BSNL today became the first company in the country to start wireless broadband services and announced a tariff starting with Rs140 per month for rural areas.
The government plans to work out a new subsidy formula to replace the current system of compensating the oil marketing companies for selling below cost through issue of oil bonds.
India’s Industrial output expanded by 10.3% in the month of October from a year ago.
Import duty on equipments halved to 2.5% for mega power projects.
Foreign exchange reserves rose by US$651mn to US$287bn, for the week ended December 4
Centre may allow private developers to use surplus land in housing projects under the Rajiv Awas Yojana for commercial activity, according to the Union Minister of State for Urban Development.
Government says there is no proposal to tax capital inflows in to the stock markets.

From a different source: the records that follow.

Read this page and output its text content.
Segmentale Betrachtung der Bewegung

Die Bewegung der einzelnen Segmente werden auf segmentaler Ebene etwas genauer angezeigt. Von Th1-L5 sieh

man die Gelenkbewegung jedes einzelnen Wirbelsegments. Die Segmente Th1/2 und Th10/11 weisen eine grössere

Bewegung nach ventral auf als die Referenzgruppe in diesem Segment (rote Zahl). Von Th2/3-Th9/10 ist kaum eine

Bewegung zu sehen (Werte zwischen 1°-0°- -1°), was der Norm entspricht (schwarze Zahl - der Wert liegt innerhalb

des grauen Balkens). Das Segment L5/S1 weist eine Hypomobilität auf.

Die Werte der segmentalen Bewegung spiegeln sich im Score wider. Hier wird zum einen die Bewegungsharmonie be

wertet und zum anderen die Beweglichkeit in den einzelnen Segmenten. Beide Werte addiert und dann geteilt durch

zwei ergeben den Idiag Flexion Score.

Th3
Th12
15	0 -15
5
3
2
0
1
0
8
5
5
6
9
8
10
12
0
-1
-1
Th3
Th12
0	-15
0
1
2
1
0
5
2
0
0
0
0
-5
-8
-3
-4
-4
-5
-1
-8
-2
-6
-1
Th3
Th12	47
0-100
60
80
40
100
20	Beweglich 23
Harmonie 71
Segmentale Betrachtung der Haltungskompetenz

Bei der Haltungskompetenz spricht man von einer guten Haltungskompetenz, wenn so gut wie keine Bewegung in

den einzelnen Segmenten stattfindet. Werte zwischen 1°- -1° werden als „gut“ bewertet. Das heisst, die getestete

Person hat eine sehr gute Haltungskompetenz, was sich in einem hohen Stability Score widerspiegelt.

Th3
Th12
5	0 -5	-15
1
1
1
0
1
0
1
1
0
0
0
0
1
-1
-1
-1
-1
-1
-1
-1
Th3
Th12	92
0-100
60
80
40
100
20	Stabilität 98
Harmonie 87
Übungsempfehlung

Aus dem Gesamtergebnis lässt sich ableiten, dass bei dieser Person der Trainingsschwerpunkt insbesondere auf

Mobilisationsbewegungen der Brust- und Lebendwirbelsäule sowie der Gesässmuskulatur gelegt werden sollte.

PSU oil marketing companies are projected to incur under recoveries of Rs455bn on the four petroleum products in 2009-10 based on the refinery gate prices of the first fortnight of December.
Goods and services tax under the new tax regime, would have four slabs and these are likely to be unveiled within 15 days, says Chairman of empowered committee of state finance ministers.
The government may delay its plans to introduce a uniform licence fee for mobile phone operators.